Sondhi gets 'warning' letter from guardsmen
Editor tells crowd prime minister wants him out of the way for not holding his tongue. The showdown between Prime Minister Thaksin Shinawatra and a onetime self-styled chum escalated to new heights yesterday.
Pravit Rojanaphruk
November 12, 2005 - Just as Thaksin's lawyer was considering a gag order against Sondhi Limthongkul, who has been lashing out at the prime minister with increasing ferocity, Thaksin's estranged friend told a crowd of several thousand cheering fans: "If something happens to me, you know who's responsible."
Thana Benjathikul, Thaksin's lawyer, plans to file further libel suits against Sondhi next week and ask the court for an injunction on the newspaper publisher against engaging in additional verbal attacks on the prime minister.
"He's making serious further spurious accusations against the prime minister every day," Thana argued.
Yet neither the threat of further libel suits nor that of a gag order seemed to daunt Sondhi, who has clearly been buoyed by political celebrity as an anti-government firebrand despite his onetime staunch strong support for Thaksin.
Yesterday evening he staged his political talk show, banned from government-owned television, in Lumpini Park, telling a 10,000-strong crowd he was the victim of a political witch hunt.

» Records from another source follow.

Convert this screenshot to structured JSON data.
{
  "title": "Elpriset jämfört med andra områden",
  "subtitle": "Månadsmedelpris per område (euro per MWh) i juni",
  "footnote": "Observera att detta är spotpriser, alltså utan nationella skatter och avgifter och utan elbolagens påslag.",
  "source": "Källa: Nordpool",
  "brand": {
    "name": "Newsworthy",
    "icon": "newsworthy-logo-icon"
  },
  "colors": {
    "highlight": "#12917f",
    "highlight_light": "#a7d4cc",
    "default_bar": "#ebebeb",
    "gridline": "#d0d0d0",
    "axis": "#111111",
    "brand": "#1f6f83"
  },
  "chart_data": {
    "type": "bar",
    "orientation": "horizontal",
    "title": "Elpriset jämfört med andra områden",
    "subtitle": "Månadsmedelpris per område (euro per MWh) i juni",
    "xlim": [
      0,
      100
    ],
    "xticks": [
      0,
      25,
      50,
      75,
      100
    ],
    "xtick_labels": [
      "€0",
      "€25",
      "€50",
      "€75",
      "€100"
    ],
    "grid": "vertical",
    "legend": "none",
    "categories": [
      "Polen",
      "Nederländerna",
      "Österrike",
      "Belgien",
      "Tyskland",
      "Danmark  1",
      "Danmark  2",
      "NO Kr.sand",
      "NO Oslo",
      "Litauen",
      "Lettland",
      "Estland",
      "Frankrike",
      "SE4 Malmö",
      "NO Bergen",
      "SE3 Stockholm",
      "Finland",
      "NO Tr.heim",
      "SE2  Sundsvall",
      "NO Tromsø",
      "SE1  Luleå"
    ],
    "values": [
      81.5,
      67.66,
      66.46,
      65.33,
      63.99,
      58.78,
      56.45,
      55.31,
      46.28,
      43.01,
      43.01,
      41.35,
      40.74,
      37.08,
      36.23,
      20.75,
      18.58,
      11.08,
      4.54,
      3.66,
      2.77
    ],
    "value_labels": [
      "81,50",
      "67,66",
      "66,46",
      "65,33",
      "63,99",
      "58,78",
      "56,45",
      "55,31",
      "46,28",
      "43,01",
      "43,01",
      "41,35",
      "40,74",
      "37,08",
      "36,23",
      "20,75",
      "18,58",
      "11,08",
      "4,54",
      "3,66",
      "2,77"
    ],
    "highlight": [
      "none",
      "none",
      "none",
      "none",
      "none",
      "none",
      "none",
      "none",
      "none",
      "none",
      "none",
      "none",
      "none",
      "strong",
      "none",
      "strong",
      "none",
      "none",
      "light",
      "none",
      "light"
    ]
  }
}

His public forum yesterday drew especial attention because Sondhi's Phujadkarn newspaper has been accusing Thaksin of impinging on royal prerogatives.
Citing written documents, Sondhi says that Thaksin was supposed to have attended a merit-making ceremony held at the Temple of the Emerald Buddha last April as only one of the participants, not preside over the ceremony in place of His Majesty the King at Thailand's holiest temple.

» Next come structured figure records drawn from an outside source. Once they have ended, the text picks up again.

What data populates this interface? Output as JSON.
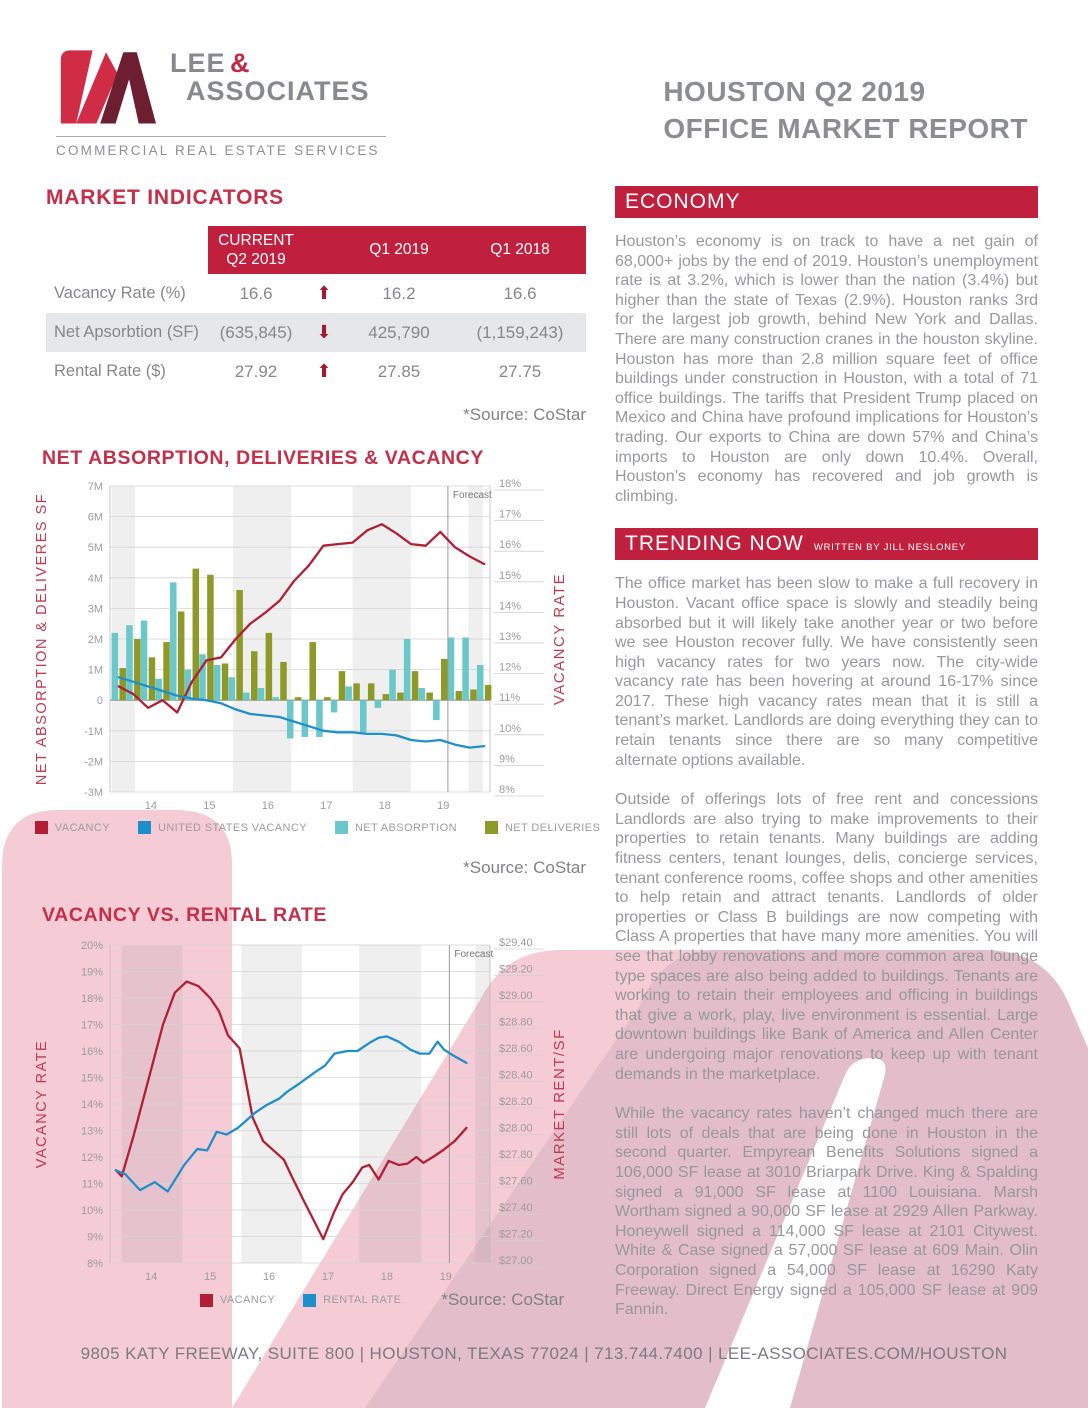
{
  "header": {
    "logo": {
      "lee": "LEE",
      "amp": "&",
      "associates": "ASSOCIATES",
      "tagline": "COMMERCIAL REAL ESTATE SERVICES"
    },
    "title_line1": "HOUSTON Q2 2019",
    "title_line2": "OFFICE MARKET REPORT"
  },
  "market_indicators": {
    "title": "MARKET INDICATORS",
    "columns": [
      "CURRENT\nQ2 2019",
      "Q1 2019",
      "Q1 2018"
    ],
    "rows": [
      {
        "label": "Vacancy Rate (%)",
        "current": "16.6",
        "trend": "up",
        "glyph": "⬆",
        "q1_2019": "16.2",
        "q1_2018": "16.6"
      },
      {
        "label": "Net Apsorbtion (SF)",
        "current": "(635,845)",
        "trend": "down",
        "glyph": "⬇",
        "q1_2019": "425,790",
        "q1_2018": "(1,159,243)"
      },
      {
        "label": "Rental Rate ($)",
        "current": "27.92",
        "trend": "up",
        "glyph": "⬆",
        "q1_2019": "27.85",
        "q1_2018": "27.75"
      }
    ],
    "source": "*Source: CoStar"
  },
  "economy": {
    "heading": "ECONOMY",
    "body": "Houston’s economy is on track to have a net gain of 68,000+ jobs by the end of 2019. Houston’s unemployment rate is at 3.2%, which is lower than the nation (3.4%) but higher than the state of Texas (2.9%). Houston ranks 3rd for the largest job growth, behind New York and Dallas. There are many construction cranes in the houston skyline. Houston has more than 2.8 million square feet of office buildings under construction in Houston, with a total of 71 office buildings. The tariffs that President Trump placed on Mexico and China have profound implications for Houston’s trading. Our exports to China are down 57% and China’s imports to Houston are only down 10.4%. Overall, Houston’s economy has recovered and job growth is climbing."
  },
  "trending": {
    "heading": "TRENDING NOW",
    "byline": "WRITTEN BY  JILL NESLONEY",
    "paragraphs": [
      "The office market has been slow to make a full recovery in Houston.  Vacant office space is slowly and steadily being absorbed but it will likely take another year or two before we see Houston recover fully.  We have consistently seen high vacancy rates for two years now.   The city-wide vacancy rate has been hovering at around 16-17% since 2017. These high vacancy rates mean that it is still a tenant’s market.  Landlords are doing everything they can to retain tenants since there are so many competitive alternate options available.",
      "Outside of offerings lots of free rent and concessions Landlords are also trying to make improvements to their properties to retain tenants. Many buildings are adding fitness centers, tenant lounges, delis, concierge services, tenant conference rooms, coffee shops and other amenities to help retain and attract tenants. Landlords of older properties or Class B buildings are now competing with Class A properties that have many more amenities. You will see that lobby renovations and more common area lounge type spaces are also being added to buildings. Tenants are working to retain their employees and officing in buildings that give a work, play, live environment is essential. Large downtown buildings like Bank of America and Allen Center are undergoing major renovations to keep up with tenant demands in the marketplace.",
      "While the vacancy rates haven’t changed much there are still lots of deals that are being done in Houston in the second quarter. Empyrean Benefits Solutions signed a 106,000 SF lease at 3010 Briarpark Drive.  King & Spalding signed a 91,000 SF lease at 1100 Louisiana. Marsh Wortham signed a 90,000 SF lease at 2929 Allen Parkway.  Honeywell signed a 114,000 SF lease at 2101 Citywest.  White & Case signed a 57,000 SF lease at 609 Main.  Olin Corporation signed a 54,000 SF lease at 16290 Katy Freeway.  Direct Energy signed a 105,000 SF lease at 909 Fannin."
    ]
  },
  "footer": {
    "text": "9805 KATY FREEWAY, SUITE 800 | HOUSTON, TEXAS 77024 | 713.744.7400 | LEE-ASSOCIATES.COM/HOUSTON"
  },
  "chart_data": [
    {
      "type": "combo_bar_line",
      "title": "NET ABSORPTION, DELIVERIES & VACANCY",
      "source": "*Source: CoStar",
      "forecast_label": "Forecast",
      "forecast_x": 19.08,
      "x_range": [
        13.3,
        19.8
      ],
      "x_tick_vals": [
        14,
        15,
        16,
        17,
        18,
        19
      ],
      "x_tick_labels": [
        "14",
        "15",
        "16",
        "17",
        "18",
        "19"
      ],
      "bands": [
        [
          13.33,
          13.73
        ],
        [
          15.4,
          16.4
        ],
        [
          17.45,
          18.45
        ],
        [
          19.43,
          19.68
        ]
      ],
      "left_axis": {
        "label": "NET ABSORPTION & DELIVERES SF",
        "min": -3,
        "max": 7,
        "step": 1,
        "tick_labels": [
          "-3M",
          "-2M",
          "-1M",
          "0",
          "1M",
          "2M",
          "3M",
          "4M",
          "5M",
          "6M",
          "7M"
        ]
      },
      "right_axis": {
        "label": "VACANCY RATE",
        "min": 8,
        "max": 18,
        "step": 1,
        "tick_labels": [
          "8%",
          "9%",
          "10%",
          "11%",
          "12%",
          "13%",
          "14%",
          "15%",
          "16%",
          "17%",
          "18%"
        ]
      },
      "bar_quarter_start": 13.45,
      "bar_quarter_step": 0.25,
      "bar_units": "millions SF",
      "bar_series": [
        {
          "name": "NET ABSORPTION",
          "color": "#6ac7ca",
          "values": [
            2.2,
            2.45,
            2.6,
            0.7,
            3.85,
            1.0,
            1.5,
            1.15,
            0.75,
            0.25,
            0.4,
            0.1,
            -1.25,
            -1.2,
            -1.2,
            -0.4,
            0.45,
            -1.05,
            -0.25,
            1.0,
            2.0,
            0.4,
            -0.65,
            2.05,
            2.05,
            1.15
          ]
        },
        {
          "name": "NET DELIVERIES",
          "color": "#8e9a27",
          "values": [
            1.05,
            2.0,
            1.4,
            1.9,
            2.9,
            4.3,
            4.1,
            1.2,
            3.6,
            1.6,
            2.2,
            1.25,
            0.1,
            1.9,
            0.1,
            0.95,
            0.55,
            0.55,
            0.2,
            0.25,
            0.95,
            0.25,
            1.35,
            0.3,
            0.35,
            0.5
          ]
        }
      ],
      "line_series": [
        {
          "name": "VACANCY",
          "color": "#b01f35",
          "axis": "right",
          "x": [
            13.45,
            13.7,
            13.95,
            14.2,
            14.45,
            14.7,
            14.95,
            15.2,
            15.45,
            15.7,
            15.95,
            16.2,
            16.45,
            16.7,
            16.95,
            17.2,
            17.45,
            17.7,
            17.95,
            18.2,
            18.45,
            18.7,
            18.95,
            19.2,
            19.45,
            19.7
          ],
          "y": [
            11.45,
            11.2,
            10.75,
            11.0,
            10.6,
            11.6,
            12.3,
            12.4,
            13.0,
            13.5,
            13.85,
            14.25,
            14.9,
            15.4,
            16.05,
            16.1,
            16.15,
            16.55,
            16.75,
            16.45,
            16.1,
            16.05,
            16.5,
            16.0,
            15.7,
            15.45
          ]
        },
        {
          "name": "UNITED STATES VACANCY",
          "color": "#1f8fca",
          "axis": "right",
          "x": [
            13.45,
            13.7,
            13.95,
            14.2,
            14.45,
            14.7,
            14.95,
            15.2,
            15.45,
            15.7,
            15.95,
            16.2,
            16.45,
            16.7,
            16.95,
            17.2,
            17.45,
            17.7,
            17.95,
            18.2,
            18.45,
            18.7,
            18.95,
            19.2,
            19.45,
            19.7
          ],
          "y": [
            11.75,
            11.6,
            11.45,
            11.3,
            11.15,
            11.05,
            11.0,
            10.9,
            10.7,
            10.55,
            10.5,
            10.45,
            10.3,
            10.15,
            10.0,
            9.95,
            9.95,
            9.9,
            9.9,
            9.85,
            9.7,
            9.65,
            9.7,
            9.55,
            9.45,
            9.5
          ]
        }
      ],
      "legend": [
        {
          "label": "VACANCY",
          "color": "#b01f35"
        },
        {
          "label": "UNITED STATES VACANCY",
          "color": "#1f8fca"
        },
        {
          "label": "NET ABSORPTION",
          "color": "#6ac7ca"
        },
        {
          "label": "NET DELIVERIES",
          "color": "#8e9a27"
        }
      ]
    },
    {
      "type": "line",
      "title": "VACANCY VS. RENTAL RATE",
      "source": "*Source: CoStar",
      "forecast_label": "Forecast",
      "forecast_x": 19.06,
      "x_range": [
        13.3,
        19.75
      ],
      "x_tick_vals": [
        14,
        15,
        16,
        17,
        18,
        19
      ],
      "x_tick_labels": [
        "14",
        "15",
        "16",
        "17",
        "18",
        "19"
      ],
      "bands": [
        [
          13.5,
          14.53
        ],
        [
          15.53,
          16.56
        ],
        [
          17.53,
          18.58
        ],
        [
          19.5,
          19.75
        ]
      ],
      "left_axis": {
        "label": "VACANCY RATE",
        "min": 8,
        "max": 20,
        "step": 1,
        "tick_labels": [
          "8%",
          "9%",
          "10%",
          "11%",
          "12%",
          "13%",
          "14%",
          "15%",
          "16%",
          "17%",
          "18%",
          "19%",
          "20%"
        ]
      },
      "right_axis": {
        "label": "MARKET RENT/SF",
        "min": 27.0,
        "max": 29.4,
        "step": 0.2,
        "tick_labels": [
          "$27.00",
          "$27.20",
          "$27.40",
          "$27.60",
          "$27.80",
          "$28.00",
          "$28.20",
          "$28.40",
          "$28.60",
          "$28.80",
          "$29.00",
          "$29.20",
          "$29.40"
        ]
      },
      "line_series": [
        {
          "name": "VACANCY",
          "color": "#b01f35",
          "axis": "left",
          "x": [
            13.4,
            13.5,
            13.7,
            13.95,
            14.2,
            14.4,
            14.6,
            14.8,
            15.0,
            15.15,
            15.3,
            15.5,
            15.72,
            15.9,
            16.05,
            16.25,
            16.4,
            16.6,
            16.92,
            17.1,
            17.25,
            17.42,
            17.58,
            17.7,
            17.86,
            18.03,
            18.2,
            18.35,
            18.5,
            18.62,
            18.78,
            18.95,
            19.15,
            19.35
          ],
          "y": [
            11.5,
            11.27,
            12.8,
            14.9,
            17.0,
            18.2,
            18.62,
            18.45,
            18.0,
            17.5,
            16.6,
            16.1,
            13.5,
            12.6,
            12.3,
            11.9,
            11.2,
            10.3,
            8.9,
            9.9,
            10.6,
            11.05,
            11.6,
            11.7,
            11.15,
            11.85,
            11.7,
            11.75,
            12.0,
            11.78,
            12.0,
            12.25,
            12.6,
            13.1
          ]
        },
        {
          "name": "RENTAL RATE",
          "color": "#1f8fca",
          "axis": "right",
          "x": [
            13.4,
            13.56,
            13.81,
            14.06,
            14.28,
            14.56,
            14.78,
            14.95,
            15.11,
            15.28,
            15.47,
            15.6,
            15.75,
            15.95,
            16.17,
            16.3,
            16.5,
            16.78,
            16.95,
            17.11,
            17.33,
            17.5,
            17.7,
            17.86,
            18.0,
            18.2,
            18.4,
            18.56,
            18.72,
            18.86,
            18.97,
            19.15,
            19.35
          ],
          "y": [
            27.7,
            27.67,
            27.55,
            27.61,
            27.54,
            27.74,
            27.86,
            27.85,
            27.99,
            27.97,
            28.02,
            28.07,
            28.13,
            28.19,
            28.24,
            28.29,
            28.35,
            28.44,
            28.49,
            28.58,
            28.6,
            28.6,
            28.66,
            28.7,
            28.71,
            28.67,
            28.61,
            28.58,
            28.58,
            28.67,
            28.61,
            28.56,
            28.51
          ]
        }
      ],
      "legend": [
        {
          "label": "VACANCY",
          "color": "#b01f35"
        },
        {
          "label": "RENTAL RATE",
          "color": "#1f8fca"
        }
      ]
    }
  ]
}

Sondhi also alleged that the written authorisation used by the government as proof that His Majesty had given express permission for Thaksin to chair the ceremony was dated April 11, the day after the ceremony took place.
The outspoken journalist added that only one other prime minister had dared arrogate to himself royal privileges, Field Marshal Plaek Pibulsongkram in 1939 when the throne was still reeling from the political aftershocks of the 1932 coup that abolished absolute monarchy.

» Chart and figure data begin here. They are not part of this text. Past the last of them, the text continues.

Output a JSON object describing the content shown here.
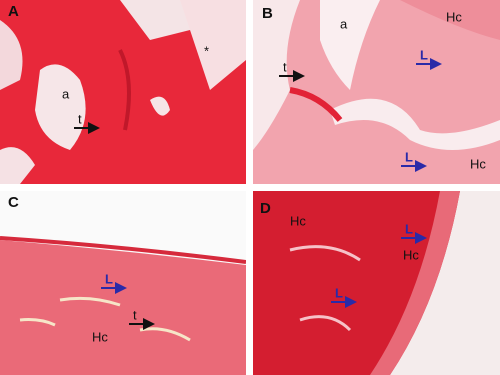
{
  "panels": [
    {
      "label": "A",
      "annotations": [
        {
          "text": "a"
        },
        {
          "text": "t"
        },
        {
          "text": "*"
        }
      ]
    },
    {
      "label": "B",
      "annotations": [
        {
          "text": "a"
        },
        {
          "text": "Hc"
        },
        {
          "text": "t"
        },
        {
          "text": "L"
        },
        {
          "text": "L"
        },
        {
          "text": "Hc"
        }
      ]
    },
    {
      "label": "C",
      "annotations": [
        {
          "text": "L"
        },
        {
          "text": "t"
        },
        {
          "text": "Hc"
        }
      ]
    },
    {
      "label": "D",
      "annotations": [
        {
          "text": "Hc"
        },
        {
          "text": "L"
        },
        {
          "text": "Hc"
        },
        {
          "text": "L"
        }
      ]
    }
  ]
}
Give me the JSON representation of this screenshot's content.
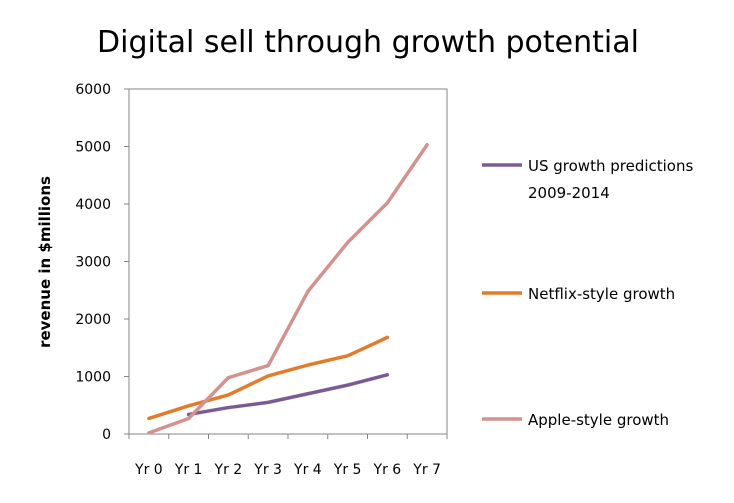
{
  "chart_data": {
    "type": "line",
    "title": "Digital sell through growth potential",
    "xlabel": "",
    "ylabel": "revenue in $millions",
    "categories": [
      "Yr 0",
      "Yr 1",
      "Yr 2",
      "Yr 3",
      "Yr 4",
      "Yr 5",
      "Yr 6",
      "Yr 7"
    ],
    "ylim": [
      0,
      6000
    ],
    "yticks": [
      0,
      1000,
      2000,
      3000,
      4000,
      5000,
      6000
    ],
    "grid": false,
    "legend_position": "right",
    "series": [
      {
        "name_lines": [
          "US growth predictions",
          "2009-2014"
        ],
        "color": "#7b5b95",
        "values": [
          null,
          340,
          460,
          550,
          700,
          850,
          1030,
          null
        ]
      },
      {
        "name_lines": [
          "Netflix-style growth"
        ],
        "color": "#e27c2c",
        "values": [
          270,
          490,
          680,
          1010,
          1200,
          1360,
          1680,
          null
        ]
      },
      {
        "name_lines": [
          "Apple-style growth"
        ],
        "color": "#d4928f",
        "values": [
          20,
          270,
          980,
          1190,
          2480,
          3330,
          4020,
          5030
        ]
      }
    ]
  }
}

Sondhi's audience yesterday included some 3,000 people wearing yellow T-shirts with the slogan "We Shall Fight for the King". He reminded his listeners that Plaek had later been ousted in a coup and ended up dying in exile in Japan.
"That was the fate of the first Thai prime minister who dared preside over a ceremony in the Chapel [the Temple of Emerald Buddha]," he said. "I hope [Thaksin] will meet an even more beautiful ending." His sarcastic comment drew wild cheers from the crowd.
Sondhi went on to say he was a rebel fighting for the restoration of the honour and power of the monarchy and challenged the government to arrest him on charges of subversion. He said he was ready to go to prison for his beliefs because many like-minded people would be standing by him.
"Money can buy everyone. And because they can't buy me, they'll have to destroy me," he said.
He then launched into listing other examples of Thaksin's questionable conduct. Sondhi cited the Cabinet's decision to buy a brand-new official plane of its own while the Royal Family continued to use an aged aircraft as well as the government's appointment of a senior monk as caretaker for the ailing Supreme Patriarch.
The gathering yesterday draw a diverse crowd united only in their opposition to one or more government policies. Some listeners said they opposed the privatisation of the Electricity Generating Authority of Thailand, while a group of monarchists stressed that they thought Thaksin had become a threat to the royal institution. The largest number of people, however, said they disliked the pervasive graft and cronyism in current politics.
From the podium Sondhi accused Thaksin, his family and corrupt politicians of plundering Thailand's riches by various means.
A onetime gubernatorial candidate who has written a book about corruption and was present at the gathering yesterday agreed. The man, who asked not to be named, said a general feeling of dissatisfaction with Thaksin was on the rise across society.
He stressed that the real story was not Sondhi's verbal tit-for-tat with the prime minister but the political malaise in Thailand.